1992 Horatio Alger Award Winner
"You have to make a decision that you want something and go for it, but be flexible enough to recognize unanticipated opportunities."
John Block was born on a farm in Illinois that had no electricity. When he was old enough to go to school, he rode a pony to get to the schoolhouse, which had no water or indoor plumbing and only 10 students. Block enjoyed farming and became an ardent member of the 4-H Club and Future Farmers of America. He won an appointment to West Point, where he was a star debater.
Block served as a second lieutenant with the 101st Airborne Division. Later, he became an airborne ranger. When he completed his obligation to military service, he returned to the farm in Illinois and paid his father $5,000 to take him on as a partner. He expanded their operations from 300 acres to 3,000, and they went from having 200 hogs to 6,000.
He served on the Illinois State Farm Bureau from 1972 to 1976 and was the Illinois Director of Agriculture in 1977. After Ronald Reagan was elected, John Block was named U. S. Agriculture Secretary. The country was in recession at the time, and Block was instrumental in developing the 1985 Farm Bill, which restored economic stability to the farm sector. "I tried to move the industry toward less dependence on government subsidy and more dependence on income out of the marketplace," he says.
Today, he is president of Food Distributors International, a trade association that represents food distributors. He has continued his farming business, which is run day-to-day by his son. "We have 4,000 acres and raise 15,000 pigs," he says.
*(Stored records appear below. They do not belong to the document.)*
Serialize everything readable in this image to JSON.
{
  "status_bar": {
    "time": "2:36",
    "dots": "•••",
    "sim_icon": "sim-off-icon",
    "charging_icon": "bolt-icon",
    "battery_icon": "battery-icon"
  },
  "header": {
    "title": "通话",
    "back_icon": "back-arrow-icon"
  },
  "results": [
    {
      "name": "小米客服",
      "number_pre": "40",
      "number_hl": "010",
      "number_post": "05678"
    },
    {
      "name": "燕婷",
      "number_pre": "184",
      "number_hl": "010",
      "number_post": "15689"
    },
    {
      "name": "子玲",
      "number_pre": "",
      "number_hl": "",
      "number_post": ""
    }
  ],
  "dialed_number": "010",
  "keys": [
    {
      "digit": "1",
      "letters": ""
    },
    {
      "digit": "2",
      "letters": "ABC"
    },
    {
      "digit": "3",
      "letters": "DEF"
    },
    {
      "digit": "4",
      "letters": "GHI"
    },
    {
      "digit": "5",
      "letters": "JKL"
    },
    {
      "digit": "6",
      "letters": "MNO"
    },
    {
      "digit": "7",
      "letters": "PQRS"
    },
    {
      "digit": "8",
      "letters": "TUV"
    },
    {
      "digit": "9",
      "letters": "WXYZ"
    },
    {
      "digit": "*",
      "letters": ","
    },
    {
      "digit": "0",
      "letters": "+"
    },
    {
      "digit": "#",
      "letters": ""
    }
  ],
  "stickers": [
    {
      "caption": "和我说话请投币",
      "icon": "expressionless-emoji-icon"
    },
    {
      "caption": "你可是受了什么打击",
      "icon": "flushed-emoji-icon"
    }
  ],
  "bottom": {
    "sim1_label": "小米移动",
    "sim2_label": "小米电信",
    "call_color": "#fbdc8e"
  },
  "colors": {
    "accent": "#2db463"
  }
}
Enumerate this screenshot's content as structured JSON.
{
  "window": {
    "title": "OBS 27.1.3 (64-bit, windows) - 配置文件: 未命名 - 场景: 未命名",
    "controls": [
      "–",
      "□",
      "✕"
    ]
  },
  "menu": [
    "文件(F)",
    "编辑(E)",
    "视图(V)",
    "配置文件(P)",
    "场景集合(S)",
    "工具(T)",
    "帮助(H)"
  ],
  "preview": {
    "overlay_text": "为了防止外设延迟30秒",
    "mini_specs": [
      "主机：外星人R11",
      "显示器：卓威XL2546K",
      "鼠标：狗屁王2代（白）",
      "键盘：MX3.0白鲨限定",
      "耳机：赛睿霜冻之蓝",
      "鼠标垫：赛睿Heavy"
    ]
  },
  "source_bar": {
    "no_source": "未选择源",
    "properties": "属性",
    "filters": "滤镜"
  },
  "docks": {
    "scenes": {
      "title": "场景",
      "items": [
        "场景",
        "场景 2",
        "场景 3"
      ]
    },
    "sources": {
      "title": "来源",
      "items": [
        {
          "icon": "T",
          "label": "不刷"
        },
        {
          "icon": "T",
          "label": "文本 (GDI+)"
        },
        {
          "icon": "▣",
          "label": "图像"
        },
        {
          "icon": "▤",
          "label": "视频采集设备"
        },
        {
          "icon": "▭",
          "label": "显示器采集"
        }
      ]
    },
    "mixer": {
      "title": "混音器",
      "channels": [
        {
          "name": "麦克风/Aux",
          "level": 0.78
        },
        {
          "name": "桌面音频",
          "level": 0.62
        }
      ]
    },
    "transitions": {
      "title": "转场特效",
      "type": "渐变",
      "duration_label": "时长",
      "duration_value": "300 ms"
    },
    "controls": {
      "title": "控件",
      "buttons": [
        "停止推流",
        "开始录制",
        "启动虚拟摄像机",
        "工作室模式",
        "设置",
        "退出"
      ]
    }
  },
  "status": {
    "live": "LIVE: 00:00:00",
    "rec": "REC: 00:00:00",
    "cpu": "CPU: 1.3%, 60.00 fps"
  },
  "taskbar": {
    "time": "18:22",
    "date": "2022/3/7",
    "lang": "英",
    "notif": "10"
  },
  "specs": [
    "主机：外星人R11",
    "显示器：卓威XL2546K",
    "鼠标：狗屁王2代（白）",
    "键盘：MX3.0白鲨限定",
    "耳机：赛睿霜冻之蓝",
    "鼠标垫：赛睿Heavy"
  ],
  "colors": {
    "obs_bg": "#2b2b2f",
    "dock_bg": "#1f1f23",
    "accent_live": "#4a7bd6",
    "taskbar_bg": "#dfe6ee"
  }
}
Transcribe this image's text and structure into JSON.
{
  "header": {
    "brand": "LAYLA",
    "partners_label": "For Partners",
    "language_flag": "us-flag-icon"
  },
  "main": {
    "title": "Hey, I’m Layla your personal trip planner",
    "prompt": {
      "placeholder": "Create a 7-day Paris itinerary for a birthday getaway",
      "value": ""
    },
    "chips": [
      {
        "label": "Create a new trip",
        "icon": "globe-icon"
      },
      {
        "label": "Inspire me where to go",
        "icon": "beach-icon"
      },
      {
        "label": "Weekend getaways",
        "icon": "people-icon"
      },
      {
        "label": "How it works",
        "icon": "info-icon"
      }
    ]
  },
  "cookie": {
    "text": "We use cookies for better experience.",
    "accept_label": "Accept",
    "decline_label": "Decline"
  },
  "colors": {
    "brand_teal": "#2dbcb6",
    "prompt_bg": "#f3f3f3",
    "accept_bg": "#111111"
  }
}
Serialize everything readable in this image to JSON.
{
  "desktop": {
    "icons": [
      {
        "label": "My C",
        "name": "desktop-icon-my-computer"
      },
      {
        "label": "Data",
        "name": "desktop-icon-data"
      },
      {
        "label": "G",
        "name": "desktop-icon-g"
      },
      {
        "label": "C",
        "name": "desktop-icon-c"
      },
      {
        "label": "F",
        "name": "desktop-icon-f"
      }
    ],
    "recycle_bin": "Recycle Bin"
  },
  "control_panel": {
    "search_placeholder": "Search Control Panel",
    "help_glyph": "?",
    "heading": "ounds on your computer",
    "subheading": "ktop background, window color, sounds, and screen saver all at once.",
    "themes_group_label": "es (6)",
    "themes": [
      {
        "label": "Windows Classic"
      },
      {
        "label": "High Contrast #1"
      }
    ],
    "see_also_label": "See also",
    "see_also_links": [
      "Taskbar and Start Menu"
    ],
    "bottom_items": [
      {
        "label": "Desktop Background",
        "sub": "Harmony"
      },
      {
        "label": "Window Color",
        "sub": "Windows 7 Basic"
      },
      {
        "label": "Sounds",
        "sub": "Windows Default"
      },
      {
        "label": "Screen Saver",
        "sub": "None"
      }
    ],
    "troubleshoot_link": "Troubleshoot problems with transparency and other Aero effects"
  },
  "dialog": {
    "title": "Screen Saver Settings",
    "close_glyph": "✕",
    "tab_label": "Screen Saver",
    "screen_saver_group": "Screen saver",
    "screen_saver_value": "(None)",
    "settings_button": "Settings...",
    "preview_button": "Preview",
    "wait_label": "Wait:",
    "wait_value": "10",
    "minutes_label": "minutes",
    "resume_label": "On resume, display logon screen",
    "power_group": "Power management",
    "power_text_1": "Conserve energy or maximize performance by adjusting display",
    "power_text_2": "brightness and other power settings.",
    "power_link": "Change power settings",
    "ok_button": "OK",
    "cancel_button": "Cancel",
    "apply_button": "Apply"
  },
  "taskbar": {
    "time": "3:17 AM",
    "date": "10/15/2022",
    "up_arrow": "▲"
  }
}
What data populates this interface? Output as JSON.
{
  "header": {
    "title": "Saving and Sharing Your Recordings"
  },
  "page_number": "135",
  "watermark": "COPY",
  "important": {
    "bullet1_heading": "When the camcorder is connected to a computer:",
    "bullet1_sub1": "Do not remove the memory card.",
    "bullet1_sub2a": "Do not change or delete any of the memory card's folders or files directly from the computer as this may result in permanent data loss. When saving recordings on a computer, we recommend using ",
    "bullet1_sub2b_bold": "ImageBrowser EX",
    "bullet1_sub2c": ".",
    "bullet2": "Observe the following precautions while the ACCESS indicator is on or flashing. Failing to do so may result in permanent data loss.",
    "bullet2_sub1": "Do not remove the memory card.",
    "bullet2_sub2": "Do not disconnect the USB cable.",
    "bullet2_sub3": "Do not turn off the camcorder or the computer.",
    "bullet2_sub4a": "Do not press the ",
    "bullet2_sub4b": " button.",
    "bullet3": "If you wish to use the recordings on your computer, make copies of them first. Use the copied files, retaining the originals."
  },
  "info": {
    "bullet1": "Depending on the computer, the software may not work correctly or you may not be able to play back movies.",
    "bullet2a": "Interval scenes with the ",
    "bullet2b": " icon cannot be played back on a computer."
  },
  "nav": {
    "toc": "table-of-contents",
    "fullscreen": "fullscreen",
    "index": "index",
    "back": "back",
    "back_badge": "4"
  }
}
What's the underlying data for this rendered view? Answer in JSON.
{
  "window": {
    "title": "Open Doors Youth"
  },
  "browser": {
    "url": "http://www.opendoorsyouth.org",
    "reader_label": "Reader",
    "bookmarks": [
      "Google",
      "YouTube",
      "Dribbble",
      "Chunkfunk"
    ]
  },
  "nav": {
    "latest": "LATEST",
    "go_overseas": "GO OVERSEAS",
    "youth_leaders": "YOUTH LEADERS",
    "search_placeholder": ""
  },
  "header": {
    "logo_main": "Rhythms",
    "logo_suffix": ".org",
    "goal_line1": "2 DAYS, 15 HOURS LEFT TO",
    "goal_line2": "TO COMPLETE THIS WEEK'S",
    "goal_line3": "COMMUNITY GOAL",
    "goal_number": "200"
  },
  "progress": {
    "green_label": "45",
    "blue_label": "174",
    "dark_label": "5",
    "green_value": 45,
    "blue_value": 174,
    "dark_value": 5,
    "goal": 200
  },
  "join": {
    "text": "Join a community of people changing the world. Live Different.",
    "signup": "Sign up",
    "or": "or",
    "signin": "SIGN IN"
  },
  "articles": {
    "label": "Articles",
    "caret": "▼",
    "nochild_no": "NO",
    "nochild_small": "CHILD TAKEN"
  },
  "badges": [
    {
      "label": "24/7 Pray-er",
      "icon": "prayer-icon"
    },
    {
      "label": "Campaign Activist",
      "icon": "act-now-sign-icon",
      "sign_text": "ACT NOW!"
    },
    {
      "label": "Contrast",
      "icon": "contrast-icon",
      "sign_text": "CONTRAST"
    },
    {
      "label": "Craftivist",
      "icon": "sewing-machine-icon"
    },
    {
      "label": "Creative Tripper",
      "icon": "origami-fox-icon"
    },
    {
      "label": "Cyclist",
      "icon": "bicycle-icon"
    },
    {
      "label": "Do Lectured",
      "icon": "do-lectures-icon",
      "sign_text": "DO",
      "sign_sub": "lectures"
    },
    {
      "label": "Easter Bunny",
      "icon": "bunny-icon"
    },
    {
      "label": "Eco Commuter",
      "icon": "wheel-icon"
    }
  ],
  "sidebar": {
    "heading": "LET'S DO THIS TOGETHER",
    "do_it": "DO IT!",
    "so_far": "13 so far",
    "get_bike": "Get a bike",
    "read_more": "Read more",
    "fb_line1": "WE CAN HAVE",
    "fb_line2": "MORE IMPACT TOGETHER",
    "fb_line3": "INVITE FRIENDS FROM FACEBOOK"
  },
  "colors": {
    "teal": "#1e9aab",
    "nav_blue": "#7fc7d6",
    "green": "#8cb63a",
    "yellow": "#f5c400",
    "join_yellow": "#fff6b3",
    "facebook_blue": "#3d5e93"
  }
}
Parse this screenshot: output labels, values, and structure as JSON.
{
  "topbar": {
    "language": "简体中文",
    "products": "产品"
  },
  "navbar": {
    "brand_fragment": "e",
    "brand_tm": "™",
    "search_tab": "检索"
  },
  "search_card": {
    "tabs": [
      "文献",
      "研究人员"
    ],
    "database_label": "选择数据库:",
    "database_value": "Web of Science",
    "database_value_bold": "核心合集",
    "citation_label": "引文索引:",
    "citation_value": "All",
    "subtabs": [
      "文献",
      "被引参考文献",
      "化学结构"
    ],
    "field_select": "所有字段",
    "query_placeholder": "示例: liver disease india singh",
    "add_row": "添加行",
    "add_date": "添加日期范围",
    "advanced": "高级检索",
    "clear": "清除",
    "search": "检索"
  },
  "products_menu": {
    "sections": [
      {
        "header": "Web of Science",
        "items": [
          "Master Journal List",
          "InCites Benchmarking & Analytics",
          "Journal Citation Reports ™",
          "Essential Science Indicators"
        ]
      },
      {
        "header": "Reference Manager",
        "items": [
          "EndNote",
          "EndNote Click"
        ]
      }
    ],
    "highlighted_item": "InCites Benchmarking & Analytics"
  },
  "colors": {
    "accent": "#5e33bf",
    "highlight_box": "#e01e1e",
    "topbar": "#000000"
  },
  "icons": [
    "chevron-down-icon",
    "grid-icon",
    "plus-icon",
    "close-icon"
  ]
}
Block is also involved in a number of non-profit associations. One is the Citizens Network for Foreign Affairs. "We are working to bring free markets to the former Soviet states," he says.
Looking back over a career that fully satisfied him, Block says, "You have to have work satisfaction and you have to balance that with your family and friends to a point where you are supporting and serving them. That's how I define success."
He tells youth to work hard and understand early in life that their performance in work and in personal relationships will be judged. "I encourage youth to accept new challenges," he says. "You have to be able to relate to people and they have to have a good opinion of you."
Block believes in integrity, trust, loyalty, and keeping a positive outlook on life. "It has been a special honor for me to receive the Horatio Alger Award," he says, "because it is an institution that recognizes people for the ideals I believe in so strongly."